Efrîn işgalinin ardından Til Rifet’a göç etmek zorunda kalan Muh Derwîş de şunları söyledi: “İşgal saldırıları hiçbir zaman durmamıştı. Nereye gittiysek oraya saldırmaya başladılar. Halkımızı katletmek amaçlı gelmişlerdi. Büyük bir katliamla karşı karşıyaydık. Şehba’dan Reqa’ya ulaşana kadar da her birkaç metrede bir çeteler vardı. Bizi korkutmaya çalışıyorlardı. Reqa’ya ulaşana kadar da büyük acı yaşadık. Ne yapacağımızı da bilmiyorduk.

Bizi bekleyen durumları tahmin edebiliyorduk; ilk kez göç yollarına düşmemiştik, ama biz de insanız, ne zamana kadar acı çekeceğiz ki? Çetelerin arasından güvenli alanlara ulaşana kadar korku dolu anlar yaşadık. Çünkü yanımızda hasta insanlar, çocuklar vardı. Belki biz kendimizi koruyabilirdik, ama hastalarımız ve çocuklarımızın derdine düşmüştük.”
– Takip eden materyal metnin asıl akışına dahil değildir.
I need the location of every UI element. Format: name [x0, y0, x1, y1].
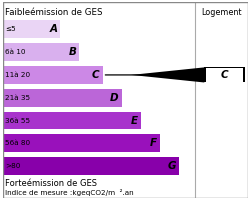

‘DİRENİŞLE BU ZULME SON VERECEĞİZ’

Türk devletinin ve çetelerinin bu zulüm ile başarıya ulaşamayacağını söyleyen Muh Derwîş, “Kadınlar, yaşlılar ve çocuklar en büyük acı ve zulümle karşı karşıya kaldı. Yaşlı insanların ve çocukların ne günahı var? Efrîn işgalinin acısıyla yaşarken, bir kez daha işgali yaşadık. Bu acıyı hangi yürek kaldırabilir? Bu masum insanların suçu neydi? Kürt halkı kadar masum, insani bir halk var mıdır? Hakkımızı savunmaktan ve aramaktan başka ne yaptık ki? 8 yılı aşkın bir süredir bu işgal saldırıları devam etmektedir. Bizi Efrîn’den çıkardılar, Şehba’dan çıkardılar. Bu halk, bu zulmü hak etmiyor. Hak etmediğimiz hiçbir uygulamayı kabul etmeyeceğiz. Hakkımızı alana dek de mücadelemizi sürdüreceğiz. Türk devleti, Kürt halkını ortadan kaldırmak istiyor. Katliamlardan geçirerek soykırım yapmak istiyor. Fakat Kürt halkı, Türk devleti ve çetelerine hiçbir zaman boyun eğmedi, eğmeyecek de. Kürt halkı, tarihe adını direnişle yazdı. Kürt halkı, hakkı dışında başka bir şey istemiyor. Varlığını tehlike altından çıkarmak için mücadele ediyor ve halklarla birlik ve beraberlik içerisinde yaşıyor. Direnen Kürt halkı olacaktır, kazanan Kürt halkı olacaktır. İnancımız diridir. Direnişimizle bu zulme son vereceğiz” diyerek sözlerini tamamladı.